The black man's ears had cleared enough to hear him, or maybe he was just reading Chris's lips. “You be back on that surfboard before any of us DEROS, man.”

“I don't have any legs, Mouse.”

“Sure you do, man. They there, okay.”

“Funny thing, a surfer without legs . . . Mouse, do me a favor and check my equipment, will you? If my dick's shot off, I don't want you to put me on that medevac.”

“Your dick's fine, man, don't be stupid.”

“You didn't look. Mouse, I need to know.”

Without another word, Mouse unfastened the boy's trousers and peered inside, then rearranged the flap shut again. “Your dick's there. Ain't no less of it than there was yesterday. ‘Course, that ain't sayin' much.”

“You promise?”

“Look, dickhead, there's nothing wrong with your fuckin' equipment. And I ain't gonna give it no tug to prove it to you.”

“Thanks, Mouse. Look me up sometime, when you get home.”

“Yeah, right,” said Mouse under his voice. “That's gonna happen.” But he rested his black hand against Chris's blond hair, and stayed with him until the medic loaded him away.

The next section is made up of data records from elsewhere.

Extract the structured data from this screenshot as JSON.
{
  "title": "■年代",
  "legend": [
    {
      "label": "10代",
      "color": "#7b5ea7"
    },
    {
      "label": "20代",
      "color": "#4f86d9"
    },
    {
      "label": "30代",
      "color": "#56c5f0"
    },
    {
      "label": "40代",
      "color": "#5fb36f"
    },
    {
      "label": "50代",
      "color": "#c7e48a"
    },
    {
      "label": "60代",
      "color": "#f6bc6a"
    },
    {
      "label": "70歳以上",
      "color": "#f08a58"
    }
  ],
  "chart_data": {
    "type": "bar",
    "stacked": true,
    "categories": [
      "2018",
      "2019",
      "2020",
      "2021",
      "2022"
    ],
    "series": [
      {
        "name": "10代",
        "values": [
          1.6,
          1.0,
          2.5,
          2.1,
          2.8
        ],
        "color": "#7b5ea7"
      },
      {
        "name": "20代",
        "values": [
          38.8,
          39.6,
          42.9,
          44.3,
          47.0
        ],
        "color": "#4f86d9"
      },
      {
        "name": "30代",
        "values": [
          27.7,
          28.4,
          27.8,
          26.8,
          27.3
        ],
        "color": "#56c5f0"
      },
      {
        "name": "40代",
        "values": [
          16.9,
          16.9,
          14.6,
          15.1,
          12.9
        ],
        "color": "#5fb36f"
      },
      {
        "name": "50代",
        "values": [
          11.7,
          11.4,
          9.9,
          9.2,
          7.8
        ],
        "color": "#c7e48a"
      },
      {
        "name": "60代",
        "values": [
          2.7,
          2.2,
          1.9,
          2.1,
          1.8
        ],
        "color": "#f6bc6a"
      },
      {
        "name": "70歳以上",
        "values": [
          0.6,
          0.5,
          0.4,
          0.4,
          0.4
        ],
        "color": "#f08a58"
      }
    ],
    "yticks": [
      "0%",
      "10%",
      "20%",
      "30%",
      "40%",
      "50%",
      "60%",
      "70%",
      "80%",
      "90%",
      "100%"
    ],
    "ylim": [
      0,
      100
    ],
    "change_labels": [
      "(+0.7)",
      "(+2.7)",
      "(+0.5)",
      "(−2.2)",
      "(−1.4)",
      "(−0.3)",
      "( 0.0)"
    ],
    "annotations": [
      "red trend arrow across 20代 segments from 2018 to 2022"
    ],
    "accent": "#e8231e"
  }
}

The medevac took off, and the men heated their C-rations and waited for orders. The platoon was now so light, they would have been justified in returning to base to put themselves together again. However, Brenda had his ideas about what a lieutenant asked of his men, and no one was surprised when the order came to move out.

“Fuckin' hell,” Mouse said. “We just gonna march to Hanoi, you figure?”

“Why not? Go direct to the source,” Allen told him.

“What?” Mouse asked, and Allen just shook his head to say it was not important.

When the Claymore wires were up and their packs on, Allen looked at the rest of the squad. “Hey, Penroy,” he said. “Where's deRosa?”

The others shrugged. Allen dug out a scrap of paper and wrote the question, shoving it under Mouse's nose.

“The hell should I know?” Mouse grumbled. “Ain't seen him since last night.”

“He's probably gone to check on his buddy Gonsalves,” Tom said, or maybe it was Tim.

“He's prob'ly off gassin' with that cousin of his, Gonzo I think his name is,” Mouse said, not having heard the first suggestion.

But deRosa was not with Gonsalves, and in fact, deRosa did not seem to be inside the perimeter. They found his pack, and they found a rifle that could have been his, but they did not find him. He'd either dropped his things and fled in a panic, or he'd been taken. Penroy took the news to Brennan, who came over with Sergeant Keys to examine the abandoned gear.

“He was getting pretty flaky out there in the elephant grass the other day,” Allen said to the sergeant. The lieutenant heard, and turned the reflective glasses on Allen.

“You sure seem to have a lot of problems with that elephant grass.”